Designer show houses sprout up regularly in the United States–from New York to Palm Beach to Dallas (and occasionally in virtual form, like The Iconic Home from AD and the Black Interior Designers Network). Yet London, despite its profile as a showroom-packed, global design capital, has long suffered from a shortage of these ephemeral, collaboratively-made residences.
That changes today with the unveiling of Wow!house. On view through July 1, the showcase at Design Centre, Chelsea Harbour, is a 17-room marvel weaving together the work of British luminaries such as Colefax and Fowler, Kit Kemp, and Rita Konig.
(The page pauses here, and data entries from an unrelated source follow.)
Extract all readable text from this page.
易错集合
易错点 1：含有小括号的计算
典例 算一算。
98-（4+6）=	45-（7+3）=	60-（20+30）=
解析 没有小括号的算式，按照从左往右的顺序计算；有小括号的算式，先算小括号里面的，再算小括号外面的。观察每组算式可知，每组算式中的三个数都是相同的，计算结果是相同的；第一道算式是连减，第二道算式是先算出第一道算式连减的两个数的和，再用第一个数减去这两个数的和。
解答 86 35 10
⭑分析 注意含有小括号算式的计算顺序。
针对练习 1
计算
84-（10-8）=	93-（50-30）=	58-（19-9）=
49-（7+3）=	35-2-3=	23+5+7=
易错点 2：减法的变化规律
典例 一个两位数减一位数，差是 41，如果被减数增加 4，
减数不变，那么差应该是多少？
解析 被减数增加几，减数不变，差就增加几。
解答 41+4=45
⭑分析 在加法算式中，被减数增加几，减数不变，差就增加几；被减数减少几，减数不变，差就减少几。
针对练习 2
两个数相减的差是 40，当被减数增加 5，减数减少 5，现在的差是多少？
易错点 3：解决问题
Like many of the imaginative industry pursuits that have manifested over the last several years, Wow!house was born in a spurt of lockdown-induced creativity. After inspiring visits to the Kips Bay Decorator Show House, in New York, Claire German, CEO of Design Centre, Chelsea Harbour, thought it was finally time to introduce the model to London. Open to the public, with proceeds from every ticket sold donated to homeless youth organization Centrepoint, Wow!house will unfold in Design Avenue, the Design Centre’s four-story atrium. “It’s large and full of light,” German tells AD PRO, and “all the designers are working with comparable spaces so it feels rather egalitarian—no one is stuck with a cupboard.”
The designers united for this project—established and emerging alike—reflect German’s own “wish list,” as she puts it, developed in tandem with the event’s steering committee and sponsors, including Colefax and Fowler, de Le Cuona, GP & J Baker, House of Rohl, Julian Chichester, Martin Moore, Morris & Co., Pierre Frey, Schumacher, and Tissus d’Hélène.
With each designer imbuing their respective room with a distinct style, visitors find themselves amid a classic English parlor setting one minute, and a romantic 1960s-style apartment the next. Beyond the ethereal facade of geometric mandala circles 3D-printed with bioplastic (courtesy of parametric architecture specialists Mamou-Mani), guests enter the Shalini Misra–designed foyer that illuminates the likes of a recycled plastic chandelier and a dining table crafted from lilac marble and patinated bronze.